The 30 Best Video Games of All Time, Ranked (Photos)

The 30 Best Video Games of All Time, Ranked (Photos)

What makes a video game “the best”? Technical prowess? A moving plot? A huge amount of features? It’s a difficult concept to nail down for an entertainment medium as young and as all over the place as gaming. But we tried our best even so.

30. “Roller Coaster Tycoon 3” (2004)

It wasn’t the first video game to let you design a roller coaster and then ride it, but it was definitely the best and most robust example of that sort of thing. You could make whatever you wanted, and it was one of the few games to make that claim and actually deliver something legitimately compelling.

29. “The Chronicles of Riddick: Escape From Butcher Bay” (2004)

It’s the story of how Riddick (played by Vin Diesel even in the video games) got those cool glowing eyes, and it’s also a thrilling sneakfest that makes the “Metal Gear Solid” franchise seem super quaint.

28. “Uncharted 2: Among Thieves” (2009)

Video Games love to try to emulate the experience of watching a (very long) movie, and this was the closest one ever came to succeeding. While its sequels were major regressions from that peak, “Uncharted 2” remains representative of an ideal that, quite possibly, no game will ever fully realize.

27. “Zork” (1977)

This is a video game experienced entirely through text — thus the label “interactive fiction” being thrown around a lot — a type of thing that was pretty common as personal computing started to become a thing back in the ’70s and ’80s in the early days of gaming.
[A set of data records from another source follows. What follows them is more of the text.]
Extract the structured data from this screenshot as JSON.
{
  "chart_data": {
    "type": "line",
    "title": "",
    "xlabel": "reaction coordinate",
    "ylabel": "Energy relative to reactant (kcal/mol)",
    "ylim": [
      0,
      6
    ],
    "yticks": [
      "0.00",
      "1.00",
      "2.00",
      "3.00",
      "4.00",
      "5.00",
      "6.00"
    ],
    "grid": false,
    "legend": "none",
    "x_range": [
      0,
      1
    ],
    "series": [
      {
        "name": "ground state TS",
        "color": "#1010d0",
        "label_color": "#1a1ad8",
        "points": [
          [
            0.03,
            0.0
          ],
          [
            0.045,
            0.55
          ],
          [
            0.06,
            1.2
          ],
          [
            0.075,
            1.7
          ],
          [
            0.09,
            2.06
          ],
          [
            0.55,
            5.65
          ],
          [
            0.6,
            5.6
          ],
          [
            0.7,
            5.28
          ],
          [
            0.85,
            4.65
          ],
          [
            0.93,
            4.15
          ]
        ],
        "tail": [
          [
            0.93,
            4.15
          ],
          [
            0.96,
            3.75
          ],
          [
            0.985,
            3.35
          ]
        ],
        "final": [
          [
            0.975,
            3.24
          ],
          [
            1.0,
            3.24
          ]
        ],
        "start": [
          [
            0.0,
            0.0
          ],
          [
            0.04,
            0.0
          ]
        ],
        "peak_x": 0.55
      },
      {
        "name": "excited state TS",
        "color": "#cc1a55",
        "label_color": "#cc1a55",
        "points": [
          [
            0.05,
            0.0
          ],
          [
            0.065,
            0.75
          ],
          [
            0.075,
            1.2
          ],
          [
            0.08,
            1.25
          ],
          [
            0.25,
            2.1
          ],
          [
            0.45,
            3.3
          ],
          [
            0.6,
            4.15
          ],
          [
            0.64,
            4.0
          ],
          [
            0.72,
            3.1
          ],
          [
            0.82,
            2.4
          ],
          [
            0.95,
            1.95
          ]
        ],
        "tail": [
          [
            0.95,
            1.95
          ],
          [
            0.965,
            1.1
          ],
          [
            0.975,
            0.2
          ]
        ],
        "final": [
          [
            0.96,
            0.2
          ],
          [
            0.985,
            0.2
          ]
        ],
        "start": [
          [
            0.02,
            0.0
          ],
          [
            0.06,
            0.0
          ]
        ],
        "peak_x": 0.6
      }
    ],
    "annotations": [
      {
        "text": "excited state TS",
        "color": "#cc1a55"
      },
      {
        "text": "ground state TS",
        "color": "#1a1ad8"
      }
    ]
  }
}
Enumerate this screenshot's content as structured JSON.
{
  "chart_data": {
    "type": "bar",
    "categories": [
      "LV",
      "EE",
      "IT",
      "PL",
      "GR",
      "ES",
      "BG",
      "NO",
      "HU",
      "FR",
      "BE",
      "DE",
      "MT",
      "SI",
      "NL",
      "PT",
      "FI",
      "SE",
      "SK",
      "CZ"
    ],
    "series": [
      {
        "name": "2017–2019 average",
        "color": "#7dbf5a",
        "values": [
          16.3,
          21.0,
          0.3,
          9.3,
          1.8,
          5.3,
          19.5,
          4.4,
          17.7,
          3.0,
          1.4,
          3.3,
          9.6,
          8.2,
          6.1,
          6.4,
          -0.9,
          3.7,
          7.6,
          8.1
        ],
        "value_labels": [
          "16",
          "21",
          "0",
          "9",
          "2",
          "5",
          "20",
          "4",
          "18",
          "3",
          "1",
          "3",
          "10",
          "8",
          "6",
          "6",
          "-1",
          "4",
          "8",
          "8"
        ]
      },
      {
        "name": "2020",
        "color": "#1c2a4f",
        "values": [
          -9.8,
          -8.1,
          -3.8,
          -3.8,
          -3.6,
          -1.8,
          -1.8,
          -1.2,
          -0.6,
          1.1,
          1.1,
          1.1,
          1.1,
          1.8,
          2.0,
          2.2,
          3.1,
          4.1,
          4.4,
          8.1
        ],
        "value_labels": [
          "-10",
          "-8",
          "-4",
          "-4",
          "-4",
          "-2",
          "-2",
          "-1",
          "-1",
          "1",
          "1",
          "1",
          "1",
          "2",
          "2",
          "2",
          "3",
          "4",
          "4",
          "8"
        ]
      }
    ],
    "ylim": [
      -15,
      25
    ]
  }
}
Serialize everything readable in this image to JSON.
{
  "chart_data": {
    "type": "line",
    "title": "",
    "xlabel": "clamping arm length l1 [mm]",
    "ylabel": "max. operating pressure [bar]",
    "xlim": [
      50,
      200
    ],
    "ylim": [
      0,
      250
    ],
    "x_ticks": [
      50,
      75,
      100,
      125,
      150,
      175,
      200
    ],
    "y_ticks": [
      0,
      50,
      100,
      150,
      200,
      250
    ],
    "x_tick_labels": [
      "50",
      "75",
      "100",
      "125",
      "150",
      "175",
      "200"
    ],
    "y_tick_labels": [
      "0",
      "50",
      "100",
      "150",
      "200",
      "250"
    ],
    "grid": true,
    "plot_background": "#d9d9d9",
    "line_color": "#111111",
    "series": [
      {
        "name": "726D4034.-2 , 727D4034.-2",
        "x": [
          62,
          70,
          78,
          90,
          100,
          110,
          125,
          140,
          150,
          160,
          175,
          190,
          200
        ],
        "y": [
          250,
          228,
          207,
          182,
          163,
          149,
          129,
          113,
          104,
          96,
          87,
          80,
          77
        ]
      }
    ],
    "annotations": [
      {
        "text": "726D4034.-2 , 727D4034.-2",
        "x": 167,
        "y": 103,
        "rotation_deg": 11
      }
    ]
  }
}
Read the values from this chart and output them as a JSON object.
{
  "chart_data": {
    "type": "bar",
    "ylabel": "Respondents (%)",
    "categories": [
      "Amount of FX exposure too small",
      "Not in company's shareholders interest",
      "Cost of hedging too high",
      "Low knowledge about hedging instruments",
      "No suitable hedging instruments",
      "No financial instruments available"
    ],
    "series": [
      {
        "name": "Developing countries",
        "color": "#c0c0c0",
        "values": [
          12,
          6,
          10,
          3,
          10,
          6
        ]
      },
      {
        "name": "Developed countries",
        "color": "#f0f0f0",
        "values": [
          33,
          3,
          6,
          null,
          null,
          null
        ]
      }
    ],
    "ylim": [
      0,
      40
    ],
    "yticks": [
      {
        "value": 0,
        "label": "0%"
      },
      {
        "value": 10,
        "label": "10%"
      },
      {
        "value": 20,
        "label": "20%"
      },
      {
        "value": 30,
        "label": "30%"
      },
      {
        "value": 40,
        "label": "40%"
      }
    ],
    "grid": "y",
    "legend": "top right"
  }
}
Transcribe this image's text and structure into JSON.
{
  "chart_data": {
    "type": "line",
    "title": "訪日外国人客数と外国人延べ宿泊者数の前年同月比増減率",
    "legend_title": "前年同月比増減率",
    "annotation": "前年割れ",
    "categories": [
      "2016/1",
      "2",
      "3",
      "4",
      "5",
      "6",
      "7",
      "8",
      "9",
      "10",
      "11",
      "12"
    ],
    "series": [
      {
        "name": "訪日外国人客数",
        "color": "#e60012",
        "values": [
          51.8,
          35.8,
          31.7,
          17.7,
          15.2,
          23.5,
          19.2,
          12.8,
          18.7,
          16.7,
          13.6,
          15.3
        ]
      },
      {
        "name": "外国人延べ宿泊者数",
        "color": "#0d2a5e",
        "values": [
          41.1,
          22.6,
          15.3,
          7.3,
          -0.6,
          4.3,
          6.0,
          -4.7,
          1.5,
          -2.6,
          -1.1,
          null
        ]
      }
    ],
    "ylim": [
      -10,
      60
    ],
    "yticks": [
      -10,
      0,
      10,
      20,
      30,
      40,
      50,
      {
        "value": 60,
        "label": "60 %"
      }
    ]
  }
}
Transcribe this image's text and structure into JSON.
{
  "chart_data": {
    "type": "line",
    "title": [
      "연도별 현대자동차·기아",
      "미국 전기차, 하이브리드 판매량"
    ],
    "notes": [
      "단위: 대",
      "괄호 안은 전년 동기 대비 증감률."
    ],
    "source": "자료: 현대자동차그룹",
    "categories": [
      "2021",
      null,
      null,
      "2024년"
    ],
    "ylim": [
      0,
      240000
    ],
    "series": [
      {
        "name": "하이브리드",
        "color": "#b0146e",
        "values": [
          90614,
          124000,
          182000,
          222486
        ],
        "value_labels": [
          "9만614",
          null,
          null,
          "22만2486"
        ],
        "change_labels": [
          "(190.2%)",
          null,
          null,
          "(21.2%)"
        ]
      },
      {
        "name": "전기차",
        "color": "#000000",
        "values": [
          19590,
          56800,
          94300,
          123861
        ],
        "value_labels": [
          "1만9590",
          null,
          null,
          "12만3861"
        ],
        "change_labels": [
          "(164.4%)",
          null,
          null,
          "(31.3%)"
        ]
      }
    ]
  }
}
But “Zork” was operating on a whole other level from its peers, allowing a complexity in player interaction and a depth to its storytelling that was unheard of at the time.

26. “SimCity 2000” (1993)

The best way to describe “SimCity 2000” is as a sand castle simulator. You spend hours painstakingly constructing your masterpiece, and then when you’re done you tear it down in a cathartic fit — thanks to its surprisingly robust disaster scenarios, which you can trigger on demand. The series never bested this one.

25. “Command & Conquer: Red Alert 2” (2000)

Strategy video games rarely manage to be all that accessible, but “Red Alert 2” was both funny and easy to get into — moreso than any of the other “Command & Conquer” games before or after. And so it remains a delightful gem worth revisiting every once in a while.

24. “Full Throttle” (1995)
An example of what in the ’90s was referred to as an “adventure game,” “Full Throttle” today feels like the direct predecessor to the part of the current wave of independent games with well told stories that has adopted a similar visual style — “Kentucky Route Zero,” “Kathy Rain,” and the like. But it remains just as good as (almost) all of the games it inspired.